The revenue increase was matched by a $17.6 million fall in operating expenses for the half following cost-cutting that included a series of redundancies in November and December.

The cuts also included a net reduction of 12 branches offset by a 16 per cent increase in mobile relationship managers.

The boosted statutory net profit is 419 per cent higher than the profit delivered in the second half of the 2020 financial year and up 67 per cent on the same period last year.

As part of its presentation to shareholders and the Australian Securities Exchange this morning, the bank declared a fully-franked interim FY21 dividend of 23.5 cents per share on top of a 4.5 cents per share final dividend for FY20.

While the interim first-half interim dividend was a significant increase on the previous half, it was down 24 per cent on the first half of FY20, prior to the coronavirus pandemic.

The positive result follows a lean previous 12 months for the bank, which saw its share price halve from $10.57 on February 17 last year to be consistently below $6 from mid-March to mid-May. Its share price has since recovered to be $9.49 at this morning’s opening.

Managing Director and CEO Marnie Baker said the bank was well progressed with its strategy to grow and accelerate its transformation to be Australia’s bank of choice.

“Our strategy – supported by our purpose to feed into prosperity, not off it – and our strong financial position saw us further grow customer numbers and market share in lending and deposits, whilst also reducing costs and simplifying our business,” she said.

“We delivered on our growth opportunities and continued to support our customers, communities and all stakeholders, notwithstanding the challenges faced by many Australians and the economy continuing into the half.

“In line with previous halves, the number of customers choosing to bank with us climbed again, increasing 4.3 per cent to 1.96 million from 30 June.”

An increase in cash earnings was enjoyed across all three divisions and was driven by the Business division (up 39 per cent), followed by Agribusiness (up 25 per cent) and Consumer (up 12 per cent), which accounts for about 70 per cent of earnings.

“For the fourth half running, our Consumer division again outperformed the industry, recording strong growth in residential lending at $3 billion on the prior half,” Baker said.

COVID-19 support packages at December 31 included deferred loans of about $1.1 billion across 3,087 customer accounts, down 86 per cent from the May peak of about $6.9 billion.

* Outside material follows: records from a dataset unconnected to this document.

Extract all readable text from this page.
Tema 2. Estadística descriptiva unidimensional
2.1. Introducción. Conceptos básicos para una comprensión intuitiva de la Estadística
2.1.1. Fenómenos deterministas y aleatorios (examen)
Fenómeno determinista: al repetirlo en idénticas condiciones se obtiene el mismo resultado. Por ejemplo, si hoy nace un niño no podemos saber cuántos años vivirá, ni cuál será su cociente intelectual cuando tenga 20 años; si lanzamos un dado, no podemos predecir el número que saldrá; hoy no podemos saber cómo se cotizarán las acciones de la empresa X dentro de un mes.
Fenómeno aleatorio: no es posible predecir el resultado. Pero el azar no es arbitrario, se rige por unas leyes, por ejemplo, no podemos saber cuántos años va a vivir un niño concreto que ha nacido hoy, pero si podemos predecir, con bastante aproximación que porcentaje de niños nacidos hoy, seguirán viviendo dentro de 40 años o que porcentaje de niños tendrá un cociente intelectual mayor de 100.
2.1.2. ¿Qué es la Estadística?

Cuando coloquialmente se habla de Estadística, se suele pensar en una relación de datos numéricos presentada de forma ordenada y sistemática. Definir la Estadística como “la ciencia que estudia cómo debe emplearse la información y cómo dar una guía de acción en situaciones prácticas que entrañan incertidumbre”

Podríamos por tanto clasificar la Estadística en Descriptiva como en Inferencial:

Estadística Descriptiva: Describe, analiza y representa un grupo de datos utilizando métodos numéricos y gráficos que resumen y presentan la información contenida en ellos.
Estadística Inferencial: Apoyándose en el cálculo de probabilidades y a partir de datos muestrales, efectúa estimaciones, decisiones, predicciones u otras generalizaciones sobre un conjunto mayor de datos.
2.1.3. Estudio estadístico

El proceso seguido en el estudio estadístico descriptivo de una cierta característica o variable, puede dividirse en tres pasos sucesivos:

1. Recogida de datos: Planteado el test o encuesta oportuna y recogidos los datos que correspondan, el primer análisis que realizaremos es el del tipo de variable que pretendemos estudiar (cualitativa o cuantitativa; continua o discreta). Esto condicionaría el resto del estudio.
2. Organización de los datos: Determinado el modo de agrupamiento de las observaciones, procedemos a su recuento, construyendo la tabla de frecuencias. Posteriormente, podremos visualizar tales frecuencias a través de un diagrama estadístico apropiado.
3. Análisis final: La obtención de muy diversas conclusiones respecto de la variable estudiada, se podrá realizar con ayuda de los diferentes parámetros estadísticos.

About 65 per cent of outstanding support packages are for residential loans with the remainder commercial (30 per cent) and consumer packages.

Baker said the bank had played an important role in supporting customers through COVID-19 while providing credit to support the economy.

“Deferrals significantly reduced from their peak in May, including in Victoria, and our strong capital position ensures we are well-positioned to manage through the pandemic,” she said.

“Our results demonstrate the strength of our strategy, business model and ability of our people who moved quickly and acted with care to support our customers and their communities.

“With business confidence and consumer sentiment up, an ongoing low-rate environment, a growing housing market, an improving jobs market, continued growth in regional Australia, and our customers showing remarkable resilience and adaptability, we are buoyed by the outlook.

“However, we always take a long-term view, and we remain mindful of the global and local impacts of the pandemic, international trade sentiment, decisions on government support measures and the ongoing reality of natural disasters and climate change.”